I- O arrendatario que, do predio arrendado se transferiu para outro com a mulher e os filhos - o seu agregado familiar para os efeitos do disposto no n. 3 da alinea a) do artigo 69 da Lei n. 2030 -, ai tendo passado a tomar as suas refeições, a dormir, a ter instalada e organizada a sua economia domestica e familiar e a ter o mobiliario, os objectos e a roupa que utiliza, deixou de residir permanentemente naquele predio, não tendo relevancia, para obstar ao despejo, que nele ficassem a viver seus pais, irmãos e sobrinhos que, neste caso, não constituem o seu agregado familiar.
II- O interesse, para a acção de despejo, que fundamenta a legitimidade activa como a passiva, so o tem os sujeitos da relação juridica material de arrendamento, ou seja, aqueles que, segundo o respectivo contrato, ocupam as posições de senhorio e de inquilino, não podendo o reu considerar-se parte ilegitima quando se não prove que ele sublocou totalmente o predio arrendado nem que o locador tivesse consentido em qualquer sublocação.

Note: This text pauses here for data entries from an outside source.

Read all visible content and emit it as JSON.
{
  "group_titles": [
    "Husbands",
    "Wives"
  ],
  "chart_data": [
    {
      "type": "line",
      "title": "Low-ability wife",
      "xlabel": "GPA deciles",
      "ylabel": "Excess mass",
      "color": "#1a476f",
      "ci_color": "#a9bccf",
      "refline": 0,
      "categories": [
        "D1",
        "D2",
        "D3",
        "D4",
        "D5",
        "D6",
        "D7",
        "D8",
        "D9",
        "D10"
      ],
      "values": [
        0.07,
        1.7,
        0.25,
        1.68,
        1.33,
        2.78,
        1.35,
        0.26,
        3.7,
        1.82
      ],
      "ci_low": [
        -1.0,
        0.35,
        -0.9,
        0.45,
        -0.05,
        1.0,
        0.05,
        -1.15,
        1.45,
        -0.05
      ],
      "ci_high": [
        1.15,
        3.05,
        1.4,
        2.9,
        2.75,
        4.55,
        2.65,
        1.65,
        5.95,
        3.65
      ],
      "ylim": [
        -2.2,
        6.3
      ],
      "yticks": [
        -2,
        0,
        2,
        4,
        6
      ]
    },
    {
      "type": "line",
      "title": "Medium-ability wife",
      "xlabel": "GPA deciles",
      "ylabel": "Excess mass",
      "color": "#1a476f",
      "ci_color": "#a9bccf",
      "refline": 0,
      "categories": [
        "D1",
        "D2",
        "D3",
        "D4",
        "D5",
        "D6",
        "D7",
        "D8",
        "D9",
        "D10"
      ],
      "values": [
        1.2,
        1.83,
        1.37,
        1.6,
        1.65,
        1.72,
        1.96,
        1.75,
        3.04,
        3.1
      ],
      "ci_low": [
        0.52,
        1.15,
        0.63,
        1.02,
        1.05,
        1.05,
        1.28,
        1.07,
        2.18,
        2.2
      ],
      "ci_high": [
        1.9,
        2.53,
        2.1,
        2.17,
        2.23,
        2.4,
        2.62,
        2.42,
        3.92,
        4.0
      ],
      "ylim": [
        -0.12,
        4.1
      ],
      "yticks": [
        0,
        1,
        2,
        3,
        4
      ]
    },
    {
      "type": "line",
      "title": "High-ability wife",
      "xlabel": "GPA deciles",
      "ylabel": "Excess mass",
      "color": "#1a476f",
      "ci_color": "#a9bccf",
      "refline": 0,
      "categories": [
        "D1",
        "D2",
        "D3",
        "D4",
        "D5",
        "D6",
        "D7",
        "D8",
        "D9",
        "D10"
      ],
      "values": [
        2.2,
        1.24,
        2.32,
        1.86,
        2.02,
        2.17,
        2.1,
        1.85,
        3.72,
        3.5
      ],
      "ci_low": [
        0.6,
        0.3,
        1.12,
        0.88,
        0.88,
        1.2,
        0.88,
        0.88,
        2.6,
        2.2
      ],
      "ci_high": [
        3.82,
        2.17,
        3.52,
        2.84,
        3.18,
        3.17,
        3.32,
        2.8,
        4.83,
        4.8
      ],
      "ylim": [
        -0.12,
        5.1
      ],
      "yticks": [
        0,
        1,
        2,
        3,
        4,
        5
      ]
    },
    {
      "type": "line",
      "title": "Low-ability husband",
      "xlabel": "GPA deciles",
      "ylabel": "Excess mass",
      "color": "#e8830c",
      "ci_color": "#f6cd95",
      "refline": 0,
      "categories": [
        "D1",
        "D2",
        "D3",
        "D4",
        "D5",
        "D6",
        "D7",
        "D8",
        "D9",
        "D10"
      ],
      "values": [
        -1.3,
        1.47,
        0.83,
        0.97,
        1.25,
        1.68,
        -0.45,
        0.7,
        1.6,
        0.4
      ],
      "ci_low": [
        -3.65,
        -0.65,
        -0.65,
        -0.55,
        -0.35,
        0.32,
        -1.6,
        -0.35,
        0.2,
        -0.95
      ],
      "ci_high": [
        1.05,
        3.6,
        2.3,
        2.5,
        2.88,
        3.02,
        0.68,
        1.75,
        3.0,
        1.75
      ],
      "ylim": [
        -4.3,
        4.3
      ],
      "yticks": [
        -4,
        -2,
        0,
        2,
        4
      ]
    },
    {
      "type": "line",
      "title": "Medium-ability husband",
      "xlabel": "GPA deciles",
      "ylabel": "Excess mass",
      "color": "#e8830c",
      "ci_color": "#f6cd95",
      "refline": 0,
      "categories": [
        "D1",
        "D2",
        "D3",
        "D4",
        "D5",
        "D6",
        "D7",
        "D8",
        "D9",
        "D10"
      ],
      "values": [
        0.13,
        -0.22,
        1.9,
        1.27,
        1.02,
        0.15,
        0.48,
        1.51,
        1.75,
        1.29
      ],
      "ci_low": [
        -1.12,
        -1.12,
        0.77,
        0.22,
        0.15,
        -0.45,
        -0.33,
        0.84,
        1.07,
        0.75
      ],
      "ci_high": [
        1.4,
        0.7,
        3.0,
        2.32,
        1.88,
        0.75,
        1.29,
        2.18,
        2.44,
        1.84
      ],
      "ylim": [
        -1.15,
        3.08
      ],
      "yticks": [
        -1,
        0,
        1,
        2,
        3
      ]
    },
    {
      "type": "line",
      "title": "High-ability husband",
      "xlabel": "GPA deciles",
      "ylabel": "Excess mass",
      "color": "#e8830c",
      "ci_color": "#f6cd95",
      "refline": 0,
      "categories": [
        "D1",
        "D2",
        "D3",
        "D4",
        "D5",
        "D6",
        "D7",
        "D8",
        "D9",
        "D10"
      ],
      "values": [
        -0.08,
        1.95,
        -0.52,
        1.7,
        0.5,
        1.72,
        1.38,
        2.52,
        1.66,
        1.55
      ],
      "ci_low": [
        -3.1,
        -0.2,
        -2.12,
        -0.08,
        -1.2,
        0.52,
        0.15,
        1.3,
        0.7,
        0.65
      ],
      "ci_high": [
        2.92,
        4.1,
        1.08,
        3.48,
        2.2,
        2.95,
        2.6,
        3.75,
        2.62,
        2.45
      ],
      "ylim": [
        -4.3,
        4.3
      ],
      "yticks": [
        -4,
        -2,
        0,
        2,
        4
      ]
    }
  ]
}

III- O reu na acção de despejo não tem legitimidade para deduzir pedido reconvencional por benfeitorias que, segundo sua propria alegação, teriam sido feitas no predio locado por terceira pessoa.
IV- E de indeferir, por inutil, a junção de documento que contenha uma declaração subscrita por pessoa arrolada como testemunha e que não compareceu em julgamento, visto não substituir o depoimento desta e ser destituido de qualquer valor probatorio.
V- E vedado ao Supremo conhecer, em recurso de revista, não so de questões de facto como tambem de todas as que não tenham sido sujeitas a censura da Relação.